Meet Husna, a soon to be graduate of secondary school in Tanzania. Husna wants to become a teacher at a secondary level of education. She believes in the impact education has on children and enjoys interacting with young people. Husna says that becoming a teacher would be a dream come true.
With graduation coming soon, our students are eager to attend teacher training classes to be the next leaders in education in their communities. Having gone through school in overcrowded classrooms with under qualified teachers who cannot give each student the time he or she deserves, these young women are determined to change the education system by becoming competent, passionate teachers in Tanzania. By supporting girls to become teachers you are not only helping one young woman but also her family, students and community. Monique Villa, CEO of the Thomson Reuters Foundation, says, "Seventy per cent of a woman's salary goes back into her family. If you want to tackle poverty, you help girls become women, get educated and employed."
Supporting girls to attend Secondary School can change a young woman’s life. It is proven that girls who receive an education are more likely to become more successful, community leaders and able to support her family’s livelihood. Cultural and economic barriers result in many girls not being able to attend Secondary School. The loss of education and opportunity leaves many young women to a life of absolute poverty.
In The Guardian’s recent article, Adolescent girls: the key to ending poverty? Global development experts share their thoughts as to the importance of girl empowerment:
“Girls are out of sight and of mind: Of the world's 130 million out-of-school youth, 70% are girls, and nearly half of all sexual assaults worldwide are against girls 15 and younger.”
“Investing in adolescent girls is both the smart thing to do and the right thing to do: Adolescence is a critical time. If supported during this stage, a young girl is likely to marry later, have less children and invest more money into her family and community.”

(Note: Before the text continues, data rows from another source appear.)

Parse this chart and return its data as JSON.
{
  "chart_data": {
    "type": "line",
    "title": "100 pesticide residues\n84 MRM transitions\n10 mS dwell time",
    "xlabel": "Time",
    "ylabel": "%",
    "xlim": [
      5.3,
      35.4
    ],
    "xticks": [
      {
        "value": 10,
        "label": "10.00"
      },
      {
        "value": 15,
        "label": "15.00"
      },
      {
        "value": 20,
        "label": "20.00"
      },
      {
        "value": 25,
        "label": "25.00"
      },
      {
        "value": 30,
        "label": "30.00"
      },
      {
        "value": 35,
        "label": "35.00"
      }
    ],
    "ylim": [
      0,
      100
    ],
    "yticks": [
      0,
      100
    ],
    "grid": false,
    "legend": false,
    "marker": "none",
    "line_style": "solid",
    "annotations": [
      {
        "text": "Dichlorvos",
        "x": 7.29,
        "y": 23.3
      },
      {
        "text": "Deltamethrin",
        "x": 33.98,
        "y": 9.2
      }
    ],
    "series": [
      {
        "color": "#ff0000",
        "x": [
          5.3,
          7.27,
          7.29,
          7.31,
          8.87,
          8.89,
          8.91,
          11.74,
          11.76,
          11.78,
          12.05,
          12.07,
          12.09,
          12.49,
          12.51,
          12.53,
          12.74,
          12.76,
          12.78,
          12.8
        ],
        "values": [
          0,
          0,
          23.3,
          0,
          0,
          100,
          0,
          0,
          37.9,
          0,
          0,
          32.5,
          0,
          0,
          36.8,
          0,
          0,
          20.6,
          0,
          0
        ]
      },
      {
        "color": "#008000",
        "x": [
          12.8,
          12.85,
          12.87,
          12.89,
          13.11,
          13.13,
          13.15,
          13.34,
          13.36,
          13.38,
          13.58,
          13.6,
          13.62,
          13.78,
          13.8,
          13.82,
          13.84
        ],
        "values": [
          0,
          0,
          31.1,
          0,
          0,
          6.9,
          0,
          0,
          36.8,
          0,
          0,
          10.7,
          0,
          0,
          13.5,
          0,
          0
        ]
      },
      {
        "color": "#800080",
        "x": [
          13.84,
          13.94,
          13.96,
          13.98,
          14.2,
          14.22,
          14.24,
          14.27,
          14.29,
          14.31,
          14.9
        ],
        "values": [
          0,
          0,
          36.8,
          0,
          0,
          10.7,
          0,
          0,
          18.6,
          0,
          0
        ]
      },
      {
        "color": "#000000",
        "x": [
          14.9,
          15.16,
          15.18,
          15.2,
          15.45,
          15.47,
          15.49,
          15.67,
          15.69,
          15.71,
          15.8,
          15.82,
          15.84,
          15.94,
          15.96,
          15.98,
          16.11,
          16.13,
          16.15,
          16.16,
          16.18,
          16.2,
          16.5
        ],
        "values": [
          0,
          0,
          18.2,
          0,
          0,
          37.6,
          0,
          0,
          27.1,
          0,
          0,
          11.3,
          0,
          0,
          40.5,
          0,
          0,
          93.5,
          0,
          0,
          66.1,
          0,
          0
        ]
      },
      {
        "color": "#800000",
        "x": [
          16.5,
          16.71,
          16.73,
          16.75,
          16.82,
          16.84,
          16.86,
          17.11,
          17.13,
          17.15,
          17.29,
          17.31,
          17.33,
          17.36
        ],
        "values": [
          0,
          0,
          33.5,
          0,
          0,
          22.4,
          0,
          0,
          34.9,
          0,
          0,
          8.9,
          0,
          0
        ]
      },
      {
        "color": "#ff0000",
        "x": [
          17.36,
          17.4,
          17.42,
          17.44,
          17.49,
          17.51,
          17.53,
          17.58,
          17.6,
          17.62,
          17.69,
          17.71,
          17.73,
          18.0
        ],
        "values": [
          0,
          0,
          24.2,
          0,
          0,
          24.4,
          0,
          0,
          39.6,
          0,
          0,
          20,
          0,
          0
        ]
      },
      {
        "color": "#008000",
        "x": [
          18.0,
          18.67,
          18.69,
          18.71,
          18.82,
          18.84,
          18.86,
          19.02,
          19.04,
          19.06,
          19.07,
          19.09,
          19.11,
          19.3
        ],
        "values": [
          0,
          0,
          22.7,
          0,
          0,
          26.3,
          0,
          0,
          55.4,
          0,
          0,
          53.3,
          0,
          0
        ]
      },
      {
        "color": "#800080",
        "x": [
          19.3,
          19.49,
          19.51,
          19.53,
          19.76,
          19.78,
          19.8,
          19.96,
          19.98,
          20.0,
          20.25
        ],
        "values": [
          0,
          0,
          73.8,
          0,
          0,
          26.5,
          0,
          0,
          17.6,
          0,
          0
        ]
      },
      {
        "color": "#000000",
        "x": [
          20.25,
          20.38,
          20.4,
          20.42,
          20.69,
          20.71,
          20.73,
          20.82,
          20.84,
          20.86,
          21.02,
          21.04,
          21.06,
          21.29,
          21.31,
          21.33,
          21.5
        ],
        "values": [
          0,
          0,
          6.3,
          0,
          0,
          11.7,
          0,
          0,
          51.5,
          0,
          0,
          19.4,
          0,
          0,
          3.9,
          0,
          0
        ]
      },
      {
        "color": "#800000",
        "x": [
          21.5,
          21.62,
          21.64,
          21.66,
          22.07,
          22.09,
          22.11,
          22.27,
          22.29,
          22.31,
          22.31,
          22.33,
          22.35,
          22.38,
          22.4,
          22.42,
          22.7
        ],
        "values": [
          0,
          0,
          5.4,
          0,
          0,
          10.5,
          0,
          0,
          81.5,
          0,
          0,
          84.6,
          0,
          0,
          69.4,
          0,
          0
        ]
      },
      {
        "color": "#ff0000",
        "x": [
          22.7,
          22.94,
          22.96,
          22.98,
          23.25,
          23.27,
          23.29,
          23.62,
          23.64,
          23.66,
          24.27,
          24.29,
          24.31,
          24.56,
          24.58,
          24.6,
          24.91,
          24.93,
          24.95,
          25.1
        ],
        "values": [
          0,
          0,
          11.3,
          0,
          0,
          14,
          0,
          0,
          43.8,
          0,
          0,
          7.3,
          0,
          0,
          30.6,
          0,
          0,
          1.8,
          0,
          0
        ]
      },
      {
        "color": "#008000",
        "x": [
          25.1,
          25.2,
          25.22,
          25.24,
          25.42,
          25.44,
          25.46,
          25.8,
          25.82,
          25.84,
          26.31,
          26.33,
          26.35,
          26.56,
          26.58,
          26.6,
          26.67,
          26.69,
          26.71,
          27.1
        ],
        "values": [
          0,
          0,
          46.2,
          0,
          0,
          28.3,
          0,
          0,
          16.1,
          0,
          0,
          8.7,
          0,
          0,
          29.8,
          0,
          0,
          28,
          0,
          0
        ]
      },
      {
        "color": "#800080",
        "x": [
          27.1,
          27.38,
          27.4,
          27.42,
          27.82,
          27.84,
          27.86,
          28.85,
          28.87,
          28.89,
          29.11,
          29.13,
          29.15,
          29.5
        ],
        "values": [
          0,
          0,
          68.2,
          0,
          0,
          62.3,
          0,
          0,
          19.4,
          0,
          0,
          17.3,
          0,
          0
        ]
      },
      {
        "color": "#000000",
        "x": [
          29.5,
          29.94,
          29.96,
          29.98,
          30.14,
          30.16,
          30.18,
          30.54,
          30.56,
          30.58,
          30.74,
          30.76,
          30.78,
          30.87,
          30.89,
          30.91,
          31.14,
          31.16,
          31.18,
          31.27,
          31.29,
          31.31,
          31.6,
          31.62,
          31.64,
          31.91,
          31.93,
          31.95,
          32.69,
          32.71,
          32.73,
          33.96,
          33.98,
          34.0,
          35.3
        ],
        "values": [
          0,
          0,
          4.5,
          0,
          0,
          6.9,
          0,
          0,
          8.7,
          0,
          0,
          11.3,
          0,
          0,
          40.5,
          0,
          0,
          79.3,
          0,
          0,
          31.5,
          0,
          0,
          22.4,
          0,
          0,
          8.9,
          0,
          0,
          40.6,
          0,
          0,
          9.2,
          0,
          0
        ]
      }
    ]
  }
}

Your support not only changes the life of one girl but also plays a role in girl empowerment and ending poverty.
In Tanzania the mean student to teacher ratio in primary school is 58 to 1. Well-trained teachers are needed in order for students to receive quality education they need to succeed. With TIA workshops teachers will be educated on best-practice teaching methods, such as how to engage students in creative and innovative ways. This is very different from the usual form of teaching in Tanzania which involves lecturing, memorization and standardized tests. In 2012 61% of students who took the National Form Four exams failed, proving that the current teaching methods are not working. Remote memorization does not encourage learning but instead is tailored for students to memorize content in order to take a test. Education is highly-valued to many students in Africa. The quality students receive is unacceptable and they deserve teachers who are driven to provide the proper education they deserve. By supporting the TIA program, you are training teachers throughout the country who are passionate to make a difference in the education of students in Tanzania.